La soprano Ilse Eerens s’impose, magistrale, grâce à un vibrato serré, puissant et très maîtrisé dans les aigus, qui restent limpides et pourtant réservés. L’abnégation de la musique religieuse requiert une tenue de la voix (ce que la chanteuse belge sait très bien faire) tout en lui conservant la chatoyance et la richesse qu’elle contient. Le résultat est d’une extrême maîtrise, rendu avec une facilité déconcertante. Le public belge avait pu voir dernièrement Ilse Eerens dans le rôle de Sophie pour la production de cette saison du Rosen Cavalier de Richard Strauss.

Le plateau de solistes de ce Stabat Mater ©Wouter Van Vaerenbergh

L’alto Estelle Defalque réussit à offrir une voix ample, éthérée dans les aigus et très modelée dans les notes les plus graves. Le registre religieux convient tout à fait à la soliste qui réussit à marquer sa présence parmi l’orchestre et les solistes avec une élégance rare, voire une certaine noblesse. Enrobée et humble, les vibrato percent avec rondeurs, larges et quasi baroques durant l’Inflammatus et accensus (alto solo) qui offre à la chanteuse une occasion de briller.

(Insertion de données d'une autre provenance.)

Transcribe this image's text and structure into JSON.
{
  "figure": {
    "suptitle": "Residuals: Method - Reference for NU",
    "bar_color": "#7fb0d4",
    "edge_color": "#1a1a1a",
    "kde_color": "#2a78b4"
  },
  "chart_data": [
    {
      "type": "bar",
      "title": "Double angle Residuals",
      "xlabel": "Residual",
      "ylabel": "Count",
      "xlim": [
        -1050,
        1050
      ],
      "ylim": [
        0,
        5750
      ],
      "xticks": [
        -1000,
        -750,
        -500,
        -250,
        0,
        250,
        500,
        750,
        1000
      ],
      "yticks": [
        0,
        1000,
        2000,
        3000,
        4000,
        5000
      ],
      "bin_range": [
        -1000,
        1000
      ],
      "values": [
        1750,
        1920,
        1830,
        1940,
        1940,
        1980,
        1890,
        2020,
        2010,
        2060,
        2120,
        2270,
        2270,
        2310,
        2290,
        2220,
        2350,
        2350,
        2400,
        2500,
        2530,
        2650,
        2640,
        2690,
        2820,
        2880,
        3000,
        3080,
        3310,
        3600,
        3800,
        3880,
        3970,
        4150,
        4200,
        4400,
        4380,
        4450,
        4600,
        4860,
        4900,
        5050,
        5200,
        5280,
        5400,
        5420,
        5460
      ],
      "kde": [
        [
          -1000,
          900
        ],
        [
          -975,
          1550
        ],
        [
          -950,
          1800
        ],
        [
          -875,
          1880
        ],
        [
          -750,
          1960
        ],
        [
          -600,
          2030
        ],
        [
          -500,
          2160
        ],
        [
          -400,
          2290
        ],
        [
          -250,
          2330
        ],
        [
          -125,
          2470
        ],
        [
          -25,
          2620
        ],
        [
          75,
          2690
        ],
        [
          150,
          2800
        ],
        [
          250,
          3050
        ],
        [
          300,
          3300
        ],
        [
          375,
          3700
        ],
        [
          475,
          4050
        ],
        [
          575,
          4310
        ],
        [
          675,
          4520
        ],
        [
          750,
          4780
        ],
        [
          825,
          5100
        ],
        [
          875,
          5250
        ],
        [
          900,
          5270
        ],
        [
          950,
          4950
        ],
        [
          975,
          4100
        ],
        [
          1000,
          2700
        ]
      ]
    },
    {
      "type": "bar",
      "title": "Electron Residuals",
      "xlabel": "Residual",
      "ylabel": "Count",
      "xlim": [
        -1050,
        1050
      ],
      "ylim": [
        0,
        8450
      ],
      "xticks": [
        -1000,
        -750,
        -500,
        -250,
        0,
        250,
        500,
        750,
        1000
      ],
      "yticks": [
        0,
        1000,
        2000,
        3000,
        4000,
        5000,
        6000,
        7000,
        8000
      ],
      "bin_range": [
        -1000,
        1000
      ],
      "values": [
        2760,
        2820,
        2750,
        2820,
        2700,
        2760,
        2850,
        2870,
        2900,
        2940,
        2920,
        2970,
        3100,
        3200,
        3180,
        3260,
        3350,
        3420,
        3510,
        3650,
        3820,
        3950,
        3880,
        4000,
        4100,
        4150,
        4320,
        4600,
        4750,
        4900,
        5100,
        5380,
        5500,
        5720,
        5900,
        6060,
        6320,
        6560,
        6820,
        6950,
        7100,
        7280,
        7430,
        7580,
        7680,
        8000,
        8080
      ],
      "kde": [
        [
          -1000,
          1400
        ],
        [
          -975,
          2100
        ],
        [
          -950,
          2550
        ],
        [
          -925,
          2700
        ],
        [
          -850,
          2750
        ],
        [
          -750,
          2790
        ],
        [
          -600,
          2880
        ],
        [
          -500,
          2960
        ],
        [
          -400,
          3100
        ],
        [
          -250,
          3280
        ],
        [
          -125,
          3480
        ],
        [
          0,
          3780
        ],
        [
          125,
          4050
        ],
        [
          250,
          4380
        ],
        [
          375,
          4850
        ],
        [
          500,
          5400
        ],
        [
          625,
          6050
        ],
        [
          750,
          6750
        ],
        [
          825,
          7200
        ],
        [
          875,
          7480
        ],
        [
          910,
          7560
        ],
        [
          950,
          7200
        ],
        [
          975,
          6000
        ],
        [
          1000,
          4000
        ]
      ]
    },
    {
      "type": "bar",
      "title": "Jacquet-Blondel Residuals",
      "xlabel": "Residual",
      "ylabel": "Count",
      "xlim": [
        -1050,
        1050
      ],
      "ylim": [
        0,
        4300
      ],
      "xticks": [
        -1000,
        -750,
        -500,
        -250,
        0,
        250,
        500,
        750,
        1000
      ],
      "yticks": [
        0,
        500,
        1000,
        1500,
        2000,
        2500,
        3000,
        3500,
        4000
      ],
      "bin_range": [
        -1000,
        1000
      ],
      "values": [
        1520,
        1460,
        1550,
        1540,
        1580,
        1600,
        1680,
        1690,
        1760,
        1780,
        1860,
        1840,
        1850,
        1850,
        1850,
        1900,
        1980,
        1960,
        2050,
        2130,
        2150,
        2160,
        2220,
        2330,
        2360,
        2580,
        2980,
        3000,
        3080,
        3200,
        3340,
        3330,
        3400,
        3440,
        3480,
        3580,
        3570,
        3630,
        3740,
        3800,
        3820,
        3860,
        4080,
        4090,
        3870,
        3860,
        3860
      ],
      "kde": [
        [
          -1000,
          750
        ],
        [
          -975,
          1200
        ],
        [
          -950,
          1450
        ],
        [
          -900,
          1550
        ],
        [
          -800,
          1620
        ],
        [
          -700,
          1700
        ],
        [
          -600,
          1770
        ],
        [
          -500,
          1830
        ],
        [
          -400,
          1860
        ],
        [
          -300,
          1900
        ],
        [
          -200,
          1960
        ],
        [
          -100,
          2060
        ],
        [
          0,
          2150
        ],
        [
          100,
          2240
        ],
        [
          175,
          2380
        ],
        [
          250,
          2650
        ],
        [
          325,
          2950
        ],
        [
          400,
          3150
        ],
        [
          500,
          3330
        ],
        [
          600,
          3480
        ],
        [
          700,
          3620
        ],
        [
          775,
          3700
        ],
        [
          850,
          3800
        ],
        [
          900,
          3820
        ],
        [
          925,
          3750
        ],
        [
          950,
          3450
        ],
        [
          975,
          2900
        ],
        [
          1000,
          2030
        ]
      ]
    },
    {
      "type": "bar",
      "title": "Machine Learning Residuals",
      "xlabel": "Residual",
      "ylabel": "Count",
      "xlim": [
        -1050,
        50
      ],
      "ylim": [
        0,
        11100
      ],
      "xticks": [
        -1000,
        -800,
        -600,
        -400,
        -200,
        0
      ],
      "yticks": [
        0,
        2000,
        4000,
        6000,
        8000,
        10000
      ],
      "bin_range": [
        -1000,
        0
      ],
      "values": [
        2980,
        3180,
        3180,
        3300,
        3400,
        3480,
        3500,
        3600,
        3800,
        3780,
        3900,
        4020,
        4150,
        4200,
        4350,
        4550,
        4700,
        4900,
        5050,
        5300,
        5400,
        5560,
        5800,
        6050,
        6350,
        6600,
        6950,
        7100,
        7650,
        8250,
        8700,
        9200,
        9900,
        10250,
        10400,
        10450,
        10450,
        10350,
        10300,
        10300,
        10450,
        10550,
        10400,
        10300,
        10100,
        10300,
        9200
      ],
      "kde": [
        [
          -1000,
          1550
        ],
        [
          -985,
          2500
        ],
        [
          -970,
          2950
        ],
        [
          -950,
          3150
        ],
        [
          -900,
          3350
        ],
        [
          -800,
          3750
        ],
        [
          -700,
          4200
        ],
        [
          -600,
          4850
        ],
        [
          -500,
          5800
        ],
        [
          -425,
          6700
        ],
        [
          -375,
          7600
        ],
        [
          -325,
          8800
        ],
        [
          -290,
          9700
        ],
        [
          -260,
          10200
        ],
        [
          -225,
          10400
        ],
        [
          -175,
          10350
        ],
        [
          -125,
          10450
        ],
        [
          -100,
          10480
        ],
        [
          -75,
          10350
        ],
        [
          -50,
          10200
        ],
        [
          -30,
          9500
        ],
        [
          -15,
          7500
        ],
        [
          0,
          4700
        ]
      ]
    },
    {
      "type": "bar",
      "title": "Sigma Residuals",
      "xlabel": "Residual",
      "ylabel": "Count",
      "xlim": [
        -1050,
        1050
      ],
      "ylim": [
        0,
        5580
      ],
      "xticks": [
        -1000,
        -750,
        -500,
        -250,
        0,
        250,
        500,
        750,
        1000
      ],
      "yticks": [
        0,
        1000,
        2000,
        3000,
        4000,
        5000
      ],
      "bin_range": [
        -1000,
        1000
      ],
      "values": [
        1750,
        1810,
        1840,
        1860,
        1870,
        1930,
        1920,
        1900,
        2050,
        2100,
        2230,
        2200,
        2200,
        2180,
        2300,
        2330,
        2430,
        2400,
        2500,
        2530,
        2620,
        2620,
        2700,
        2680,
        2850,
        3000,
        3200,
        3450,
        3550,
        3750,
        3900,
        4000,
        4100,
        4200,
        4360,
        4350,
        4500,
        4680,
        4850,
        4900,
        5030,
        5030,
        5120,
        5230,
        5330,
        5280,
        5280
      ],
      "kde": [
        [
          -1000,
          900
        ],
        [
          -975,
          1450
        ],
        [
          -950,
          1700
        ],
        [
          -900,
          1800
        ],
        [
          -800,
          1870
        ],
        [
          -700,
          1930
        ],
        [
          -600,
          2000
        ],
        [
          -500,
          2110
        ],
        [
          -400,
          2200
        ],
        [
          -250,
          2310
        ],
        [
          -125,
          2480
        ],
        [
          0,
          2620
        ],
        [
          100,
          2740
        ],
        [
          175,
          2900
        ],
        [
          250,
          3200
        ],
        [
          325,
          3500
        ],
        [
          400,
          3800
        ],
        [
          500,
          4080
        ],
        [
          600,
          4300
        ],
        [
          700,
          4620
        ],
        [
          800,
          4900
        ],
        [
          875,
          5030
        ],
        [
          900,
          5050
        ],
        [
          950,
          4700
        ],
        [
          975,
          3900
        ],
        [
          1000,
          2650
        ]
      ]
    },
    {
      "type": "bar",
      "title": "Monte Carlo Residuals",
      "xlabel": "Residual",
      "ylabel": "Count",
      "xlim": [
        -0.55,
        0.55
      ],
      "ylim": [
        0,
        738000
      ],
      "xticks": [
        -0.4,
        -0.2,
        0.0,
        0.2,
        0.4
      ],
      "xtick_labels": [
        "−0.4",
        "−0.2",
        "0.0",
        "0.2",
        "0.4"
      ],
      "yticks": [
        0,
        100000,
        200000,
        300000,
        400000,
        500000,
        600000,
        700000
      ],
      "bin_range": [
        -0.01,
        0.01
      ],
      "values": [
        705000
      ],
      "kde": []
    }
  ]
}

Plus tenu, précis et piquant, le ténor Fabio Trümpy détonne parmi la distribution. Lyrique et presque belcantiste, le phrasé appuyé, tenu et ornementé du chanteur suisse dessine un Fac me vere (ténor et chœur) résolument tragique. L’interprétation tend à rapprocher le sens intemporel de cette musique avec un contexte pus lyrique et traditionnel.

Andrew Foster-Williams et sa voix de basse s’impose, magistral. Abyssal, déclamatoire, le phrasé du chanteur l’approche du rôle de maître de cérémonie. Tenu et formel, Andrew Foster-Williams réussit à monter l’architecture d’une voix de plus en plus puissante à mesure que le drame religieux s’amplifie. Le baryton-basse anglais s’impose avec une grâce et une autorité vocale redoutable avec un Fac, ut ardeat cor meum à couper le souffle.

Ovationné par le public belge, la salle est entièrement dressée au moment des applaudissements. Flagey et Kazushi Ono auront réussi à assembler les talents nombreux des instruments au service d’une musique divine certainement renouvelée et exaltante par sa lumière.